Kekurangan volume cairan b.d intake cairan yang kurang (Domain 2. Kelas
00027)

NOC:
a. Fluid balance
b. Hydration

Kriteria Hasil :

1. Mempertahankan urin output sesuai dengan usia dan BB


2. Tekanan darah, nadi , suhu dalam batas normal
3. Tidak ada tanda dehidrasi
4. Elastisitas turgor kulit baik , membrane mukosa lembab dan tidak
ada rasa haus yang berlebihan

NIC :

a. Fluid management
1. Pertahankan intake dan output yang akurat
2. Monitor status hidrasi
3. Monitor masukan makanan / cairan dan hitung intake kalori
harian
4. Kolaborasi pemberian cairan IV

DX 4

Ketidak seimbangan nutrisi kurang dari kebutuhan tubuh b.d mual muntah
(Domain 2. Kelas 00002)

NOC:
a. Nutrition status: food and fluid
b. Nutrition status : nutrient intake
Kriteria Hasil :
1. Adanya peningkatan berat badan sesuai dengan tujuan
2. Berat badan ideal
3. Mampu mengidentifikasi kebutuhan nutrisi
4. Tidak ada tanda-tanda malnutrisi
5. Tidak ada penurunan berat badan yang berarti

NIC:

a. Nutrition management
b.

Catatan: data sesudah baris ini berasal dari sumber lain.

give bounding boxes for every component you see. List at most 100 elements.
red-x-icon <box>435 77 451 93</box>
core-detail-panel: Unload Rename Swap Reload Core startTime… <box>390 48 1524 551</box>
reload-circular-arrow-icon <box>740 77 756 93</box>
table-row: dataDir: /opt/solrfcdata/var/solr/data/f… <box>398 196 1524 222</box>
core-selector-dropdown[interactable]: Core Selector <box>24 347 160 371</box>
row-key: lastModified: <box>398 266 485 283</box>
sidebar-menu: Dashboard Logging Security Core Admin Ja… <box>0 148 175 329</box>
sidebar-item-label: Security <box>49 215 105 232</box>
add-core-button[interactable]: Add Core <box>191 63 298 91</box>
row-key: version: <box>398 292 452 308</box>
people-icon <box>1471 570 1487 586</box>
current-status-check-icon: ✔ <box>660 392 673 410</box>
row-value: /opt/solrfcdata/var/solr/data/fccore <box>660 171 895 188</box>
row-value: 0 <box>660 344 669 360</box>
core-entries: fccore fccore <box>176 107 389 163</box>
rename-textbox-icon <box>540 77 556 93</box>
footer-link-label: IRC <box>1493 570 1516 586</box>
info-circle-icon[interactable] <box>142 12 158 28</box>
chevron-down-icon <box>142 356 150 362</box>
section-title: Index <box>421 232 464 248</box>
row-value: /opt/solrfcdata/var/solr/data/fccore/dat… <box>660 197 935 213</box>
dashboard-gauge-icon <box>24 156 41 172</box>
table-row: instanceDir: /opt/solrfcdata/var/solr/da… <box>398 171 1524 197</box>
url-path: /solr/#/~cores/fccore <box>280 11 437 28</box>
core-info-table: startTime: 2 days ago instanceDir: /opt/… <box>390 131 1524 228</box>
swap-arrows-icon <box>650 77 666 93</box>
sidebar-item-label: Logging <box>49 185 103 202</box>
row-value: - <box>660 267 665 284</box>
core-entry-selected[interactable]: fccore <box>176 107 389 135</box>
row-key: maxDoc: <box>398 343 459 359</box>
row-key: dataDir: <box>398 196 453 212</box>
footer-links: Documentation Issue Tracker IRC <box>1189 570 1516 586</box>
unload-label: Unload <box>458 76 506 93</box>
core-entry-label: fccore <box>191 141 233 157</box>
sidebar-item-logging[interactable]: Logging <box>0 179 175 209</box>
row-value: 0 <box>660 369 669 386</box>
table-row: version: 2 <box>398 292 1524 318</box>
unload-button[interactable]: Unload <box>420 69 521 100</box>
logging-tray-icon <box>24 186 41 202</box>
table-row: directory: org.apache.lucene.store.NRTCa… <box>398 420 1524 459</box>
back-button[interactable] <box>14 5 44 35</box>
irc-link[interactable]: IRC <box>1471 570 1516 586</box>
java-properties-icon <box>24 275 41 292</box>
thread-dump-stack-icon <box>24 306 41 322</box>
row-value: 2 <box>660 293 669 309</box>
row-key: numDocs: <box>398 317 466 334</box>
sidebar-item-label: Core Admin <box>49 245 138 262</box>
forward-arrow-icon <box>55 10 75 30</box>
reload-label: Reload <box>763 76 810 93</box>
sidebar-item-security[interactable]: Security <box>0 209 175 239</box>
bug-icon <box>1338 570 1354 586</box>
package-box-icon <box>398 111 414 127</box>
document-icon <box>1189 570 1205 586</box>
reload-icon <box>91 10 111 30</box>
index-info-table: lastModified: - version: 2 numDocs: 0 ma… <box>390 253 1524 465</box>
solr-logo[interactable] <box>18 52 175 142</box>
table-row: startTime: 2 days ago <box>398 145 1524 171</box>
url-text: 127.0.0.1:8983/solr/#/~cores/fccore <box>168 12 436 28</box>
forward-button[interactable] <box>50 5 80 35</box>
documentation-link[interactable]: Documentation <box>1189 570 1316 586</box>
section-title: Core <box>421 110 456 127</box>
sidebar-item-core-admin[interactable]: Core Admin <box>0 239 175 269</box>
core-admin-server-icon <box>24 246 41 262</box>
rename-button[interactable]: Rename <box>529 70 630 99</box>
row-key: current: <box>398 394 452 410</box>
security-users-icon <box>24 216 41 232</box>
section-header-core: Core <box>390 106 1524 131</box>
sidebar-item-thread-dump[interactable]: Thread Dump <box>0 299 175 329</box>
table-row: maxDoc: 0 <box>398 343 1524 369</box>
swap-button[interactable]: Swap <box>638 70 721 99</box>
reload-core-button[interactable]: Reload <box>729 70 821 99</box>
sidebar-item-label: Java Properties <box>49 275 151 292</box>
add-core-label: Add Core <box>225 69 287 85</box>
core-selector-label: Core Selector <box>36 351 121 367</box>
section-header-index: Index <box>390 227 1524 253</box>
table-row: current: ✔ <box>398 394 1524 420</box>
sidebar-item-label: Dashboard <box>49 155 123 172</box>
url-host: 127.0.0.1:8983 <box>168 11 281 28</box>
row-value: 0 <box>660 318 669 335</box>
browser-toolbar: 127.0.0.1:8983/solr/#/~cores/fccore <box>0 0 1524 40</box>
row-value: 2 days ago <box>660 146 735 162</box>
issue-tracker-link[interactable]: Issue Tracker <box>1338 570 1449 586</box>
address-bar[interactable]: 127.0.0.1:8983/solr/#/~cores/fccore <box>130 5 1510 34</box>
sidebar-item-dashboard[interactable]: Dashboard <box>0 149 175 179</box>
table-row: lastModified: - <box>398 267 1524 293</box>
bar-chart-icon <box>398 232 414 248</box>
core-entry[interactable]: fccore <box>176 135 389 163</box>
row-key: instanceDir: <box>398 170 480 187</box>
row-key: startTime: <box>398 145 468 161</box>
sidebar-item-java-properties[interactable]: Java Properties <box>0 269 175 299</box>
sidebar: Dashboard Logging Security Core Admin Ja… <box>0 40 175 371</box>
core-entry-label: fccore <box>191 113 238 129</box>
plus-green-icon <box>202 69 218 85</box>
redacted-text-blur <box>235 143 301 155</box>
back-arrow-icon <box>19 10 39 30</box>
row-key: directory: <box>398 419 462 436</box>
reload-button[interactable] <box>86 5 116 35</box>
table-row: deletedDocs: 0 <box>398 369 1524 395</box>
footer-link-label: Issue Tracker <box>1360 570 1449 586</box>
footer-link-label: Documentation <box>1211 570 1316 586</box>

Nutrition monitoring

Nutrition management :

1. Anjurkan pasien untuk meningkatkan intake


2. Kaji adanya alergi makanan
3. Kolaborasi dengan ahli gizi untuk menentukan jumlah kalori
dan nutrisi yang di butuhkan pasien
4. Monitor jumlah nutrisi dan kandungan kalori
5. Kaji kemampuan pasien untuk mendapatkan nutrisi yang
dibutuhkan

Nutrition monitoring :

1. Monitor adanya penurunan berat badan


2. Monitor mual muntah
3. Monitor kalori dan intake nutrisi
4. Monitor pertumbuhan dan perkembangan
BAB III

PENUTUP

A. Kesimpulan
Penyakit Hirschsprungmerupakan penyakit yang sering menimbulkan
masalah.Baik masalah fisik, psikologis, maupun psikososial.Masalah
pertumbuhan dan perkembangan anak dengan penyakit Hirschsprung yaitu
adalah penyakit yang tidak adanya sel-sel ganglion dalam rectum atau bagian
rectosigmoid kolon.Dan ketidak adaan ini menimbulkan keabnormalan atau
tidak adanya peristaltic serta tidak adanya evakuasi usus
spontan.Penatalaksanaan yang benar yang benar mengenai Hirschsprung
harus difahami dengan benar oleh semua pihak.Baik tenaga medis maupun
keluarga.Untuk terjadinya tujuan yang diharapkan perlu terjalin hubungan
kerjasama yang baik antara pasien, keluarga, dokter, perawat maupun tenaga
medis lainnya dalam mengantisipasi kemungkinan yang terjadi.